Faszination industrielle Weltgeschichte

Wie das gute Stück von Siebenbürgen nach Australien gelangte, darüber kann der Sammler nur spekulieren. „Ob sich die Familiengeschichte einer Auswanderung dahinter verbirgt oder einfach ein Bündel alter Postkarten nach einer Haushaltsauflösung an einen Händler veräußert wurde, der die Karten über das Internet weiter vermarktet, weiß ich nicht“, sagt Günther Klebes. Auch Karten aus Israel, Kanada oder Südafrika hat er sich unter den Nagel gerissen. Seine Sammelwut in Sachen Bahn-Postkarten ist übrigens kein Einzelfall: „Es gibt sogar eigene Ausstellungen für Eisenbahn-Philatelisten“, sagt Klebes, der erneut das Internet nach Exponaten wie beispielsweise Ansichtskarten aus dem Fichtelgebirge durchforscht.
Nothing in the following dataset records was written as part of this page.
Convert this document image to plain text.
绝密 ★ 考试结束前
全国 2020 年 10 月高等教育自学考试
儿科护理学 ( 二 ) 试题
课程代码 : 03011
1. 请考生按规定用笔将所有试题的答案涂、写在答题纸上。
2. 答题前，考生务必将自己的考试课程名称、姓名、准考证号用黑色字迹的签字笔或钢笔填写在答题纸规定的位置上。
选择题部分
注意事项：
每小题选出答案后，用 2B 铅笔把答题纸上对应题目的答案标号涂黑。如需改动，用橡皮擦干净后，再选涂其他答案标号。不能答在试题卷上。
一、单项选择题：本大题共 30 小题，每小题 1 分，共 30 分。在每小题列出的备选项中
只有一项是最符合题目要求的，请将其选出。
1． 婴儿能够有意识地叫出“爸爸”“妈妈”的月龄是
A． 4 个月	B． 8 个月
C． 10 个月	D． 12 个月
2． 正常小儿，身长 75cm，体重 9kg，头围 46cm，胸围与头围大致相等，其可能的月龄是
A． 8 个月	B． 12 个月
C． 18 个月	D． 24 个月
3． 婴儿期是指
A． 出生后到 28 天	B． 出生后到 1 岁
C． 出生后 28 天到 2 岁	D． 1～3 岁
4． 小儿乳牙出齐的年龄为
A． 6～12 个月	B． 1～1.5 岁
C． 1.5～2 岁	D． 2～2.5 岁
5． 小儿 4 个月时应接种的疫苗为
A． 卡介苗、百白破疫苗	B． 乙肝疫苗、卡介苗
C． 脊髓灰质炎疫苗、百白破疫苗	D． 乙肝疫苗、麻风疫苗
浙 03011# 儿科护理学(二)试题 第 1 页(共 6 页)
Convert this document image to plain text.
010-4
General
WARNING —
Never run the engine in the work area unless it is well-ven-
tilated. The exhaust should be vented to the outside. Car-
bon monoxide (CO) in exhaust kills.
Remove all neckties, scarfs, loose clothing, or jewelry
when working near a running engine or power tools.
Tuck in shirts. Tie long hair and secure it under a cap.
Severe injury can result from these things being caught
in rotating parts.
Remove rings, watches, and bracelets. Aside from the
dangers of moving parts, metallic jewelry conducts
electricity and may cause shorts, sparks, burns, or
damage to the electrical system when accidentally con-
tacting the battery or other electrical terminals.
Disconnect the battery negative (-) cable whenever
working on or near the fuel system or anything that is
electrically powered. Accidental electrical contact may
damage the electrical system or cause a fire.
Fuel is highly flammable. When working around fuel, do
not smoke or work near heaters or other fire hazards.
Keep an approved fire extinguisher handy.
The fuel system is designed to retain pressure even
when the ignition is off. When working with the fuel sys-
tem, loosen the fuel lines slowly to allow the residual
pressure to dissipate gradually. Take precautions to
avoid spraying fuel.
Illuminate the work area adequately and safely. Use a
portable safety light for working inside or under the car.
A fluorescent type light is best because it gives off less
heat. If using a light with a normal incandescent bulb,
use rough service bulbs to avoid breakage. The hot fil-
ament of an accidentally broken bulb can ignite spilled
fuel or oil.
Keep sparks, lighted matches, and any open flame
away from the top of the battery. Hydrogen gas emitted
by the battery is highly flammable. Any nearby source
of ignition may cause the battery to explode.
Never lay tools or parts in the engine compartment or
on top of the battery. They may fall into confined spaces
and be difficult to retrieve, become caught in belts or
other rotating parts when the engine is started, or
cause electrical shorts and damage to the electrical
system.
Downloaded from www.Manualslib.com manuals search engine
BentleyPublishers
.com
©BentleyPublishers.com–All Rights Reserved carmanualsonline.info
Hochzeitsreise im Bahnland Schweiz

Nach eigenem Bekunden sammelt er begeistert „alles, was mit der Bahn zu tun hat – außer echte Lokomotiven“. Nebst zahlreichen selbst geschossenen Fotos und Alben voll einschlägiger Telefonkarten und Briefmarken bestimmen bei ihm zuhause in Erlangen auch Modellzüge und historische Uniformmützen, sogenannte „Rotkäppchen”, das Ambiente. Zudem arbeitete der Schulbusfahrer und dreifache Vater ehrenamtlich bei der Bahnhofsmission, als Hobby nennt er „Bahn fahren“, und selbst die 35 Jahre zurückliegende Hochzeitsreise hat er als Passagier des Glacier-Express auf der Strecke St. Moritz-Zermatt bestritten. Einschließlich in Rumänien war er schon mit der Bahnunterwegs, frei nach dem Motto „Der Weg ist das Ziel!“ Da wurde er gar kurzzeitig verhaftet, weil er 1967 im Bukarester Nordbahnhof Lokomotiven der CFR fotografieren wollte.